Окруженный бандитами, юродивый стоял навытяжку, крепко сжимая эфес обнаженной шашки. Он слушал наставления одного из казаков, улыбаясь и блаженно жмуря выпученные серые глаза. В углах рта его, словно у лошади, белели набитые пенистые заеди, по медно-красной бороде на грудь обильно текли слюни… Он облизывал нечистые губы и шепеляво, косноязычно говорил:

— Все понял, родненький, все. Так и сделаю… поставлю на коленочки раба божьего и шеечку ему перережу… как есть перережу! И штаны вы мне дали, и рубаху, и сапоги… Вот только пальта у меня нету… Вы бы мне пальтишечку справили, а я вам угожу! Изо всех силов постараюсь!

— Убьешь какого-нибудь комиссара — вот тебе и пальто. А зараз рассказал бы, как тебя в прошлом году женили, — предложил один из казаков.

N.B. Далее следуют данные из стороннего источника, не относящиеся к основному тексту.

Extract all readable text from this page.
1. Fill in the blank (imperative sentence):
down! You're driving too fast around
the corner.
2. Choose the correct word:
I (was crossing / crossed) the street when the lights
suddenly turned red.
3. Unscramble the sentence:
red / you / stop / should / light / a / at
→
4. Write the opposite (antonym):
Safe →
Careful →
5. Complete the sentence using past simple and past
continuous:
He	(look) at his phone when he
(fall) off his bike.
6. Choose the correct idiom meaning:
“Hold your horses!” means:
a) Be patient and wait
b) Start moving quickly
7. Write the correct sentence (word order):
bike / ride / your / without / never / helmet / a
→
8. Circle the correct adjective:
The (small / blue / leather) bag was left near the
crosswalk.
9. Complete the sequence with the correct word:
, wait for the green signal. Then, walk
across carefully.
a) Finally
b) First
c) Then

В-глазах юродивого, расширившихся и одетых мутной наволочью, мелькнул животный страх. Он длинно выругался и под общий хохот стал что-то говорить. Так омерзительно было все это, что Григорий содрогнулся, поспешно отошел. «И вот с такими людьми связал я свою судьбу…» — подумал он, охваченный тоской, горечью и злобой на самого себя, на всю эту постылую жизнь…

Он прилег возле коновязи, стараясь не слушать выкриков юродивого и грохочущего хохота казаков. «Завтра же уеду. Пора!» — решил он, посматривая на своих сытых, поправившихся лошадей. Он готовился к уходу из банды тщательно и обдуманно. У зарубленного милиционера взял документы на имя Ушакова, зашил их под подкладку шинели. Лошадей стал подготавливать к короткому, но стремительному пробегу еще две недели назад: вовремя поил их, чистил так старательно, как не чистил и на действительной службе, всеми правдами и неправдами добывал на ночевках зерно, и лошади его выглядели лучше, чем у всех остальных, особенно — тавричанский серый в яблоках конь. Он весь лоснился, и шерсть его сверкала на солнце, как кавказское черненое серебро.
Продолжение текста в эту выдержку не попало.